Un taux d'occupation à 120 %
Rappelons que dès fin mars 2020, au début du confinement, les normes encadrant l'accueil des mineurs dans les foyers de l'Aide sociale à l'enfance (ASE) avaient été assouplies, avec la possibilité de déroger à l'autorisation et au fonctionnement habituel des établissements médico-sociaux. Elles permettaient, par exemple, un plateau technique d'externat capable d'intervenir auprès de l'établissement de protection de l'enfance ou du domicile de l'enfant ou la possibilité d'accueillir davantage d'enfants en internat (avec un taux d'occupation à 120 %). Objectif ? « Maintenir une continuité de service » tout en assurant des « conditions de sécurité suffisante ». « Mais c'est juste ajouter du bordel au bordel », avait confié au Figaro Lyes Louffok. Membre du Conseil national de la protection de l'enfance (CNPE), lui-même ancien enfant placé, il déplore un système qui « toute l'année est déjà au bord de l'implosion ». Le docu Mineurs en danger diffusé en janvier 2020 sur M6 avait levé le voile sur ces défaillances (article en lien ci-dessous).

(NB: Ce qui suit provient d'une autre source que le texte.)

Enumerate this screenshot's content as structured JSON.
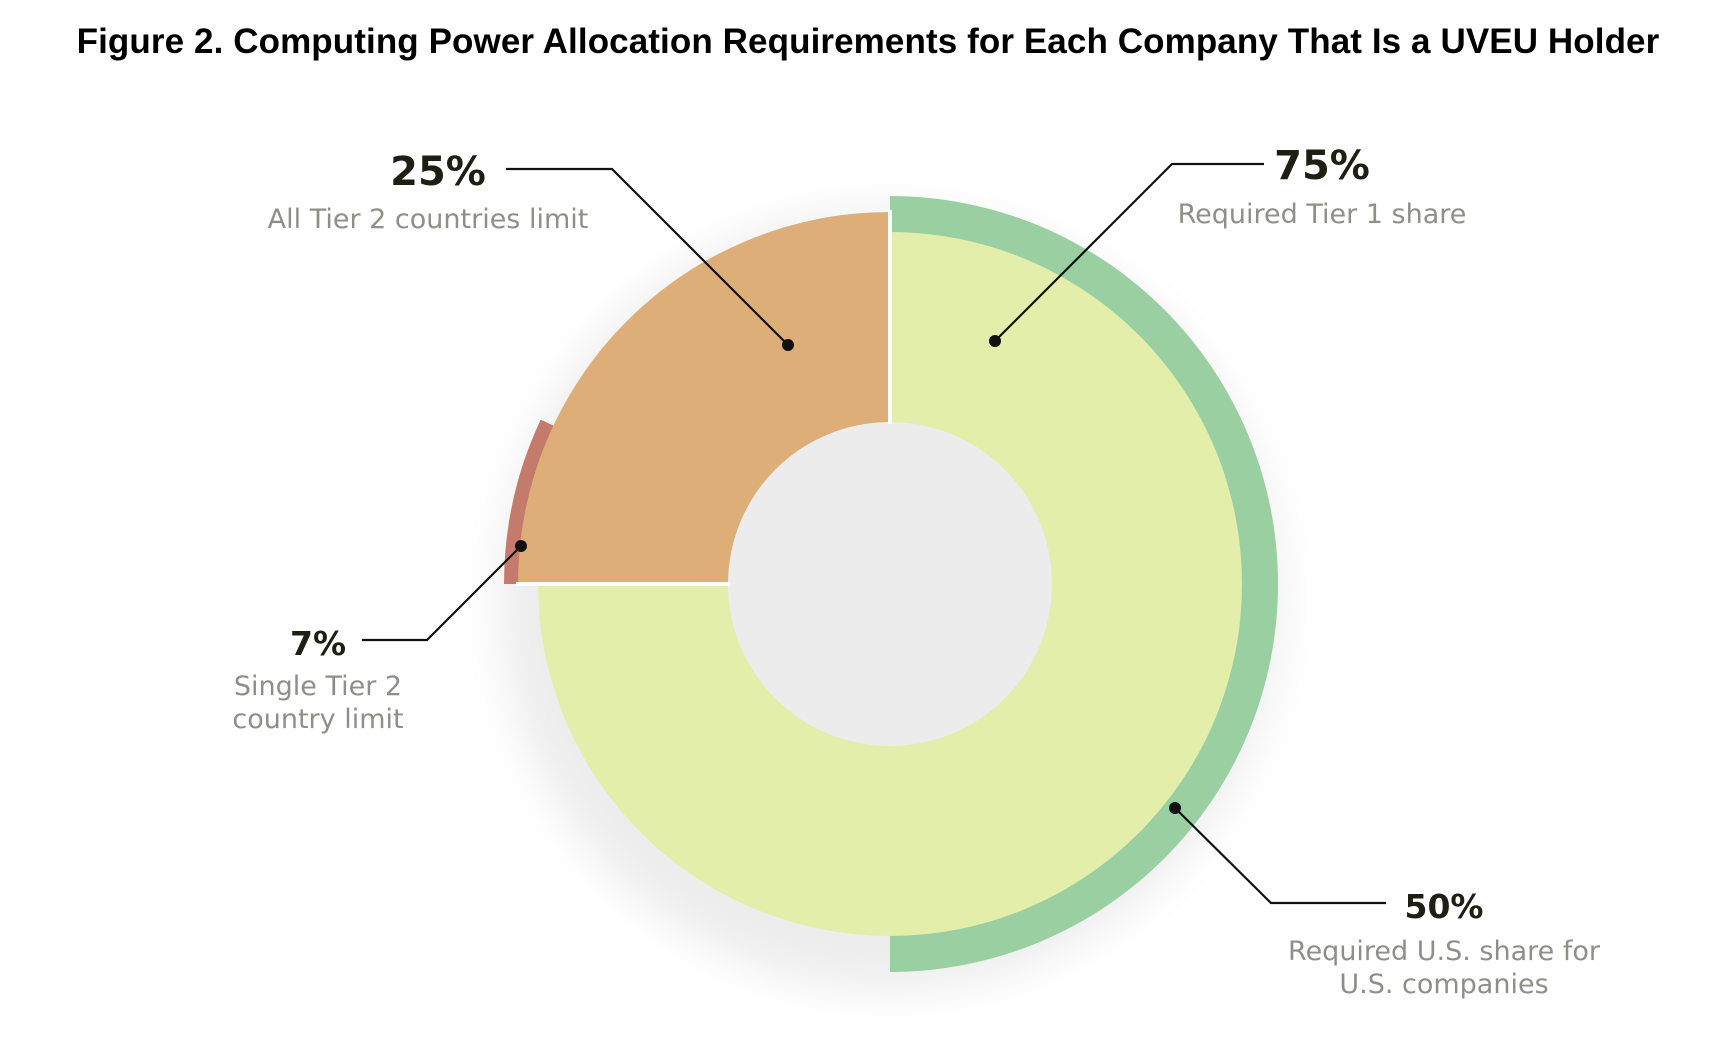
{
  "figure_title": "Figure 2. Computing Power Allocation Requirements for Each Company That Is a UVEU Holder",
  "chart_data": {
    "type": "pie",
    "title": "Figure 2. Computing Power Allocation Requirements for Each Company That Is a UVEU Holder",
    "inner_ring": [
      {
        "key": "tier1",
        "value": 75,
        "color": "#e3eeab"
      },
      {
        "key": "tier2",
        "value": 25,
        "color": "#ddae78"
      }
    ],
    "outer_ring": [
      {
        "key": "us",
        "value": 50,
        "color": "#9acfa2"
      },
      {
        "key": "single_tier2",
        "value": 7,
        "color": "#c47b6b"
      }
    ],
    "annotations": [
      {
        "key": "tier2",
        "value_label": "25%",
        "description": [
          "All Tier 2 countries limit"
        ]
      },
      {
        "key": "tier1",
        "value_label": "75%",
        "description": [
          "Required Tier 1 share"
        ]
      },
      {
        "key": "single_tier2",
        "value_label": "7%",
        "description": [
          "Single Tier 2",
          "country limit"
        ]
      },
      {
        "key": "us",
        "value_label": "50%",
        "description": [
          "Required U.S. share for",
          "U.S. companies"
        ]
      }
    ],
    "start_angle": "12 o'clock",
    "direction": "clockwise"
  }
}
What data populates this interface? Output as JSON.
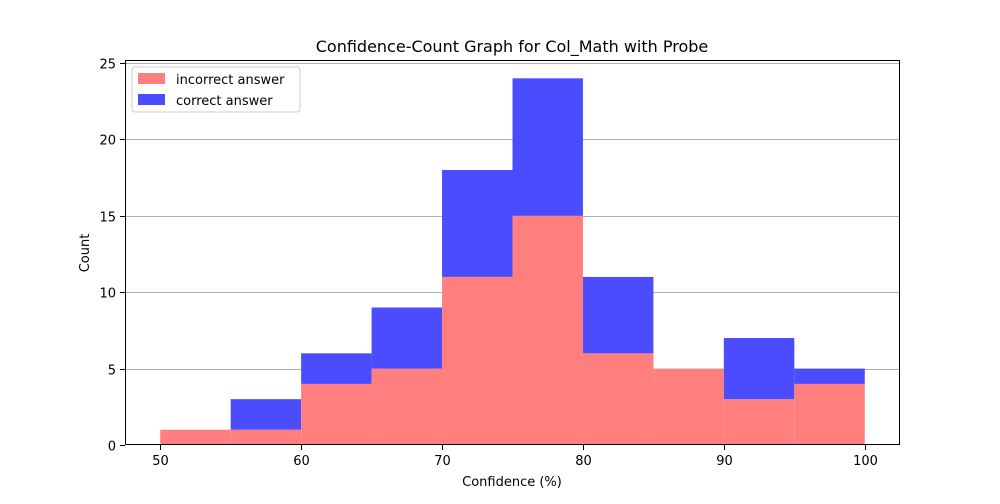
{
  "chart_data": {
    "type": "bar",
    "title": "Confidence-Count Graph for Col_Math with Probe",
    "xlabel": "Confidence (%)",
    "ylabel": "Count",
    "xlim": [
      47.5,
      102.5
    ],
    "ylim": [
      0,
      25.2
    ],
    "xticks": [
      50,
      60,
      70,
      80,
      90,
      100
    ],
    "yticks": [
      0,
      5,
      10,
      15,
      20,
      25
    ],
    "grid": "horizontal",
    "legend_position": "top-left",
    "bin_edges": [
      50,
      55,
      60,
      65,
      70,
      75,
      80,
      85,
      90,
      95,
      100
    ],
    "series": [
      {
        "name": "incorrect answer",
        "color": "#ff7f7f",
        "values": [
          1,
          1,
          4,
          5,
          11,
          15,
          6,
          5,
          3,
          4
        ]
      },
      {
        "name": "correct answer",
        "color": "#4c4cff",
        "values": [
          0,
          3,
          6,
          9,
          18,
          24,
          11,
          5,
          7,
          5
        ]
      }
    ]
  }
}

Des initiatives pour changer la donne
« Pour les enfants et les jeunes confinés dans des foyers, la promiscuité et l'interruption des rencontres avec la famille peuvent être sources de difficultés », déplore l'Unicef. Mais elle ajoute que « l'implication des éducateurs et des structures d'accompagnement peuvent parfois changer la donne ». Même s'il faut souvent renoncer au travail de fond pour faire avec les moyens du bord, de nombreuses initiatives ont donc émergé du terrain pour faire face à cette situation inédite. Par exemple, l'association AIRE, qui fédère les dispositifs ITEP (institut thérapeutiques éducatifs et pédagogiques) a proposé d'ouvrir ses internats 7j/7 pour accueillir des enfants en difficulté dans leurs lieux de vie ou en raison de l'hospitalisation de leurs parents.
« Ces mesures étaient nécessaires car la situation est tendue » dans le secteur, a commenté l'Association des départements de France (ADF).